Now, more uncomfortable rather than sore due to the 8 layers of stitches that need to heal inside of me over the next 3 months (2 weeks no driving; 3 weeks no sitting for long periods of time; and, a total of 6 weeks off school,) I am still lying on my back to sleep at night, propped up by 5 pillows (3 behind me and 2 under my knees.) Cabin fever is starting to set in, however even just short trips out of the house, leaves me feeling exhausted. It is certainly a case of the spirit being willing but the body not! Not yet. As for riding my motorbike.............NO chance until at least mid to end March. Going back to work a week early part-time, just to teach my two matric classes is under consideration, although at this stage, I do not need to make any hasty decisions. One step at a time!!!
So, I am a sports model – a red Ford Mustang! A walking blind-ended vagina LOL Naturally, I am now worried about Sex, making love, fucking and falling off the bed. Having not ever given natural birth, there is nothing wrong with my vagina and it is as tight as ever. However, my female hormones are depleted and the two from my brain – Follicle Stimulating Hormone (FSH) and Lutenising Hormone (LH) are no longer necessary to control my menstrual cycle, as there is no longer the need for one; I am not sure now if they diminished (some research will be required.) But, what I do know, is that Sex and my inherent Sexuality (i.e. my libido) is all in my mind and there is nothing fucking wrong with that LOL!!!
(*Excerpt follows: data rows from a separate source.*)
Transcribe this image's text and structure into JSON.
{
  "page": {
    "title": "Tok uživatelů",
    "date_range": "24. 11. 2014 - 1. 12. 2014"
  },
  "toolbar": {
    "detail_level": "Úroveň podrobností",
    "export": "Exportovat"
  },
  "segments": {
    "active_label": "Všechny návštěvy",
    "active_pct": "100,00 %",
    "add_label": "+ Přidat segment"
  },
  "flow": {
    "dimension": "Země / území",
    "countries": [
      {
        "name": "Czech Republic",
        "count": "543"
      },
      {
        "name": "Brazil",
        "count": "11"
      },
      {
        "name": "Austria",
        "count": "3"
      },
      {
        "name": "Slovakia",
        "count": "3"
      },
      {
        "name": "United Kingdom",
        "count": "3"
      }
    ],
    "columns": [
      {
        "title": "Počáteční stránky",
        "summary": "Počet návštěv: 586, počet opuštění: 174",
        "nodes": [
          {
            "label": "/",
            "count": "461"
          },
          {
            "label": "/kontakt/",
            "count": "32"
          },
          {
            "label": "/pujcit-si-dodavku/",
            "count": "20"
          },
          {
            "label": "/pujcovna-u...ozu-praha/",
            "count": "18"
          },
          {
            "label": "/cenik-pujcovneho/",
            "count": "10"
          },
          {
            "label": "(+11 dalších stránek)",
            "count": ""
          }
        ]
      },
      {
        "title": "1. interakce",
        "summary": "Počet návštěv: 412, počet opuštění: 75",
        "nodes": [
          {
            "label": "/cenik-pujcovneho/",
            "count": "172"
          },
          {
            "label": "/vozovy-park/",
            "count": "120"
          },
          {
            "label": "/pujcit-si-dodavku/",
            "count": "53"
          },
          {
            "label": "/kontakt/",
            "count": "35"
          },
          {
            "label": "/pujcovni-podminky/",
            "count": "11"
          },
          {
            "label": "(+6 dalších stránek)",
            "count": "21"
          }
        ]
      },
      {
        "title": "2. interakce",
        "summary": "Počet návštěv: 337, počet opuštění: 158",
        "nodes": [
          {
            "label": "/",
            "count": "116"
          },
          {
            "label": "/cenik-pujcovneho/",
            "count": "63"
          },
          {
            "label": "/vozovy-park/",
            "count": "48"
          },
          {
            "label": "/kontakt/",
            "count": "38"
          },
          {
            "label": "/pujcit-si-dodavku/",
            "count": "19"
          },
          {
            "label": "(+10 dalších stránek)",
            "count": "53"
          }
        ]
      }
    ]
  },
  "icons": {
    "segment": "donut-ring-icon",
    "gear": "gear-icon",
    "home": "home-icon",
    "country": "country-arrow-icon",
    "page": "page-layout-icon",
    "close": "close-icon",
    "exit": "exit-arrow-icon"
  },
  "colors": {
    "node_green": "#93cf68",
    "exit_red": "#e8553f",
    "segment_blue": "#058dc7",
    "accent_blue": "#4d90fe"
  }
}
Yes, there will obviously be initial hesitation in the expectation of discomfort or pain, the first time this Baby gets to be taken for a Test Drive, but that will depend on the Driver. The man who will hopefully look past the bigger scar in my bikini line (thank god there was no need for a longitudinal scar up to my belly button, due to the expertise of my obstetrician in removing the fibroid “alien” (you should see the photo’s) from inside of me.) Once healed – recommended 6 weeks – sex can be resumed and maybe, the missionary position will need to be replaced with other creative angles of approach, and much-needed intimacy once again enjoyed. In hindsight, my recent lack of libido was probably due to unconscious pelvic discomfort; another indication as to how important it is to be in tune with one’s body.
There is no longer the need for Smarties or tampons; no “honeymoon skips” (going straight from one Smartie packet to the next, skipping out on the red ones) to miss a menstruation, due to romantic/dirty weekends away; and, notwithstanding the astronomical costs of just being a woman LOL. The onset of menopause (hot flushes, vaginal dryness etc) is yet to be experienced and those symptoms can be easily remedied, although I have never had the need for KY jelly before and hopefully, the tsunami’s of desire with resume.
I am still very much a woman, just with fewer body parts LOL and it is my emotional and renewed physical well-being, which is going to now fuel this orgasmic engine into the red and beyond.....
ALL I NEED TO DO IS FIND THE RIGHT DRIVER!!!!!